Since I seem to own and uncountable number of tart pans in all sorts of differents shapes and sizes, I decided to use little tart pans with removeable bottoms (4 inches/10 centimeters) as opposed to muffin tins.

This is my version of Dorie Greenspan's recipe for Baby Cakes
(Hazelnut Baby Cakes)

3 eggs, L ( use organic or free range whenever possible), at room temperature
2/3 cup superfine sugar
1 package pure vanilla sugar (contains ground vanilla bean)
1 pinch of fine sea salt
5 ounces (150 g) ground hazelnuts, not too finely ground
5 tbsp (70 g) unsalted butter, room temperature
1 tbsp raspberry Brandy (Himbeergeist)

12 tart pans with removeable bottoms (4 inches/10 centimeters), buttered and lined with unbleached parchment paper rounds, then buttered again and floured ( better safe here than sorry later)
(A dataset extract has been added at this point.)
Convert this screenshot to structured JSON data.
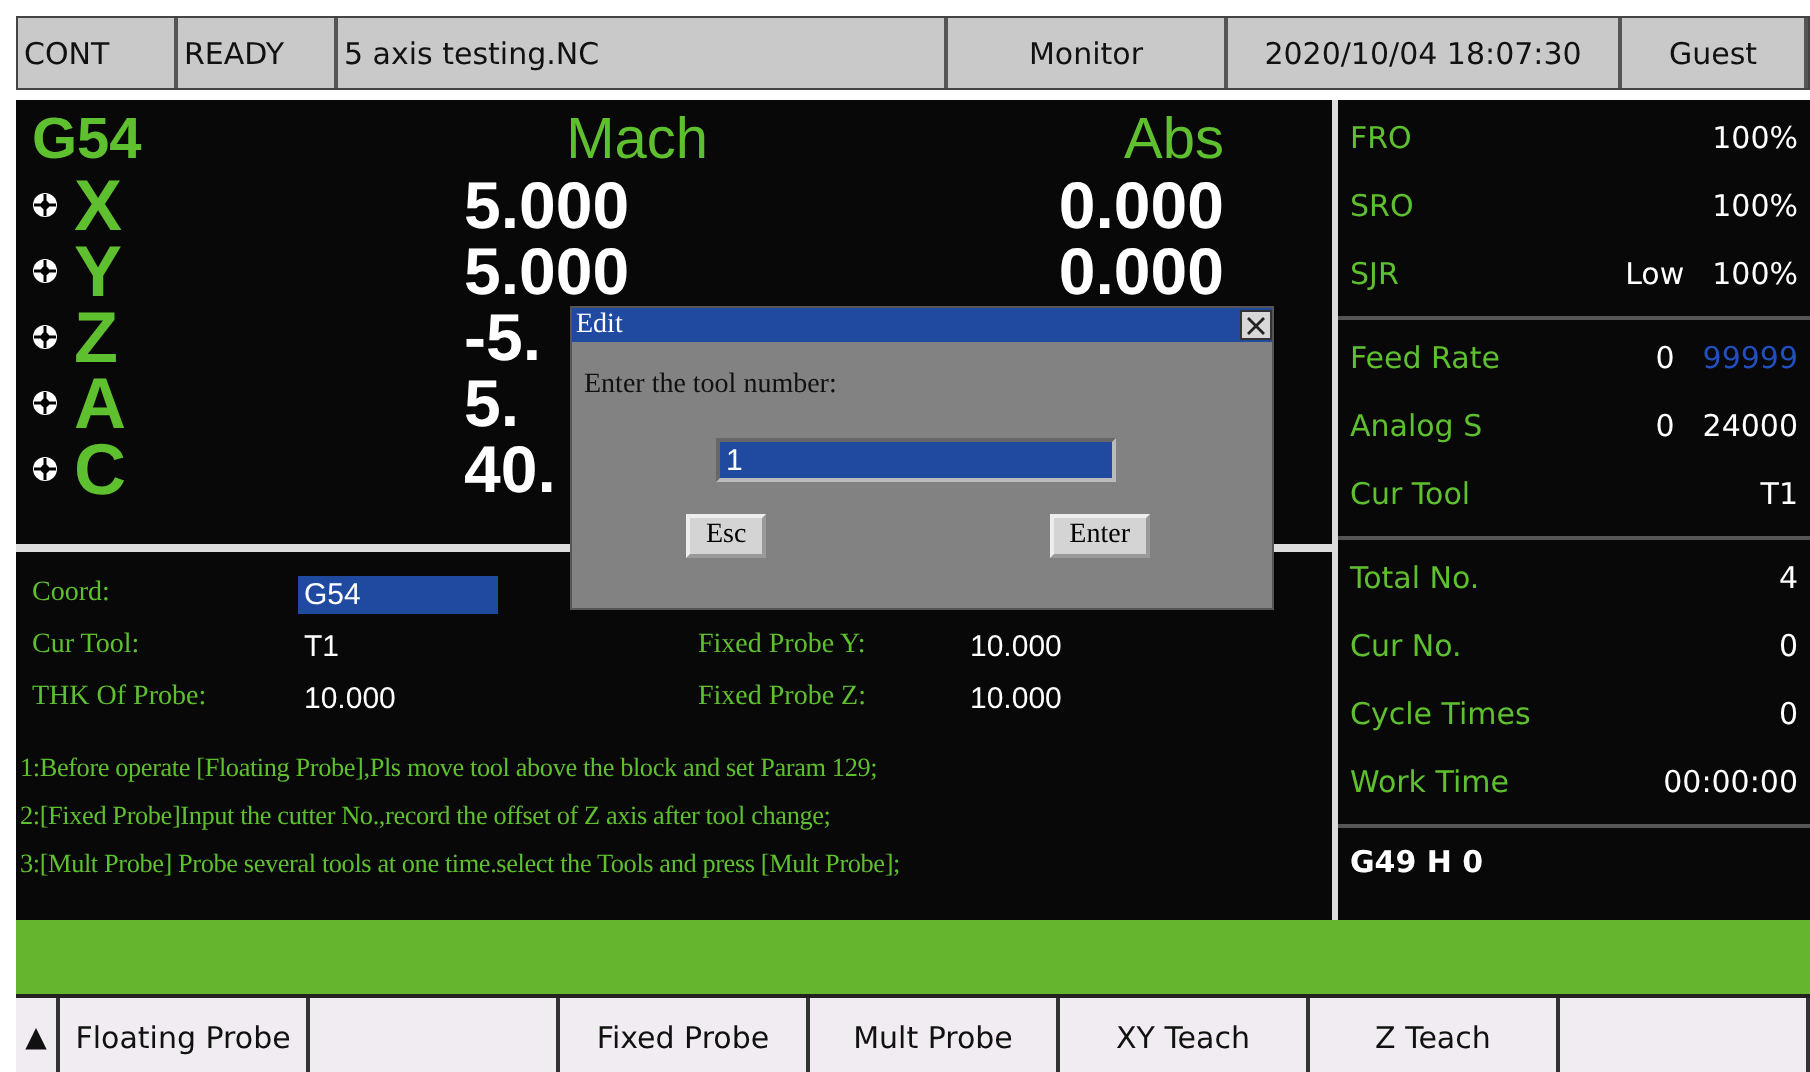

(preheat the oven to 350 degrees Fahrenheit/175 degrees Celsius)

1. In your mixer fitted with the whisk attachment, beat the eggs and sugar until the mixture is thick and pale yellow.

2. Add the vanilla sugar and the salt and whisk again briefly.

3. To the egg mixture, add the ground hazelnuts and whisk some more, scraping down the sides of the bowl as needed.

4. Switch to a spatula and knead  the butter until it gets to be very soft.

5.  Then add the butter to the batter, a small piece at a time until all the butter is used up and beat until blended.

6. Turn the mixer speed to low, add the raspberry Brandy and beat some more.

7. Using an ice cream scoop, spoon the batter into the twelve tart pans.

8. Place the tart pans on a baking sheet and transfer to the preheated oven.

9. Bake the Baby Cakes for about 25 minutes and transfer to a cooling rack.

10. Cool for a few minutes, turn the cakes out and cool completely.


Serve plain or with raspberries ( harmonizing with the raspberry Brandy) and/ or some softly whipped cream.

I should mention that while baking, the smell of these Baby Cakes was absolutely terrific. And I had no trouble turning them out of the tart pans, that parchment paper sure helped. And the taste was wonderful, everyone loved them plain as well as with berries and cream. Wonderful recipe!